Some parents who came up to speak said they had fears that wearing the mask could be more harmful than not. A few of the speakers said they had concerns regarding heat, long-term neurological damage, headaches, and face rashes.
Some of those who spoke in favor of lifting the mask restrictions also said that they don’t think they should be mandatory with the current vaccination availability for students and staff.
“Wearing masks doesn’t make sense,” One speaker said during the meeting. “The science doesn’t support it. Give us our rights back.”
Another speaker asked the board to “stay off their phones and pay attention” upon standing before the board to speak. He also questioned Assistant Superintendent Dan Black for his involvement in Amherst, NH’s school district decision to lift mask requirements.
In a sperate interview with the Londonderry times, Black said that his Amherst “reopening committee” involvement was only through the months of July and early August. He said that since then he has not participated in any of their decision making and that he does not know what the process was like for the district to become mask optional.
“I do not think that the Londonderry community members who made those accusations at the school board meeting did enough research on the topic,” Black said.
Lloyd said that she expects a continued presence of parents at the next meeting scheduled to take place on June 22.
The last meeting, which typically would be available on the town’s Youtube account, was deleted.

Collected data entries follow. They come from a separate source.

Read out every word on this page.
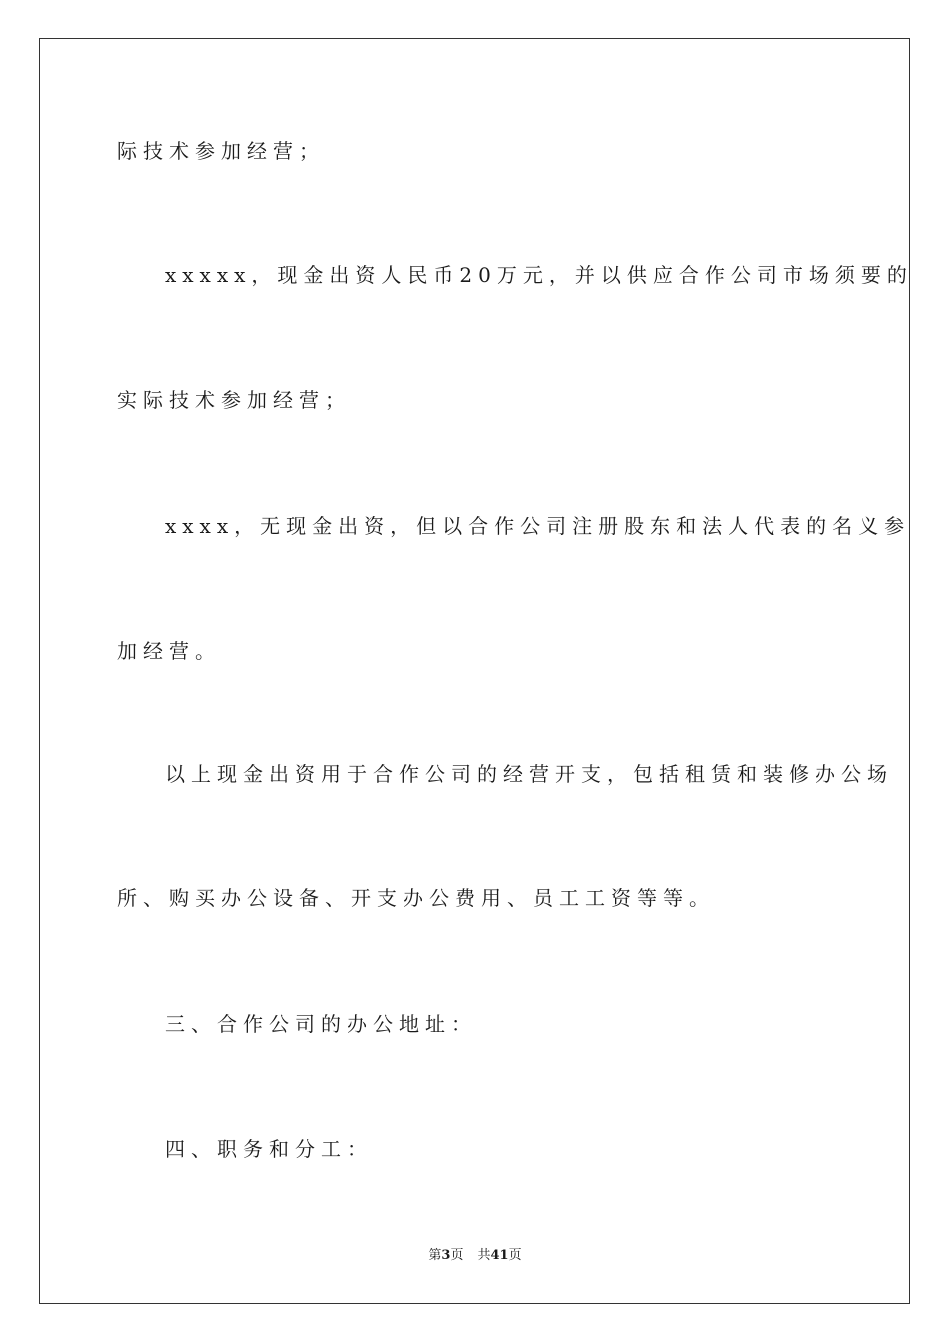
际技术参加经营；

xxxxx，现金出资人民币20万元，并以供应合作公司市场须要的

实际技术参加经营；

xxxx，无现金出资，但以合作公司注册股东和法人代表的名义参

加经营。

以上现金出资用于合作公司的经营开支，包括租赁和装修办公场

所、购买办公设备、开支办公费用、员工工资等等。

三、合作公司的办公地址：

四、职务和分工：

第3页 共41页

Laliberte said that the video had been taken down by Youtube because of a “violation of their community guidelines” on grounds of their “Medical misinformation policy.”
The message the school board received was that “Youtube does not allow content that explicitly disputes the efficacy of local health authorities or the World Health Organization guidance on social distancing and self-isolation that may lead people to act against guidance.”
Laliberte said that the district has appealed Youtube’s ruling and that they are working on finding a way to share the video on the school’s own website for public access.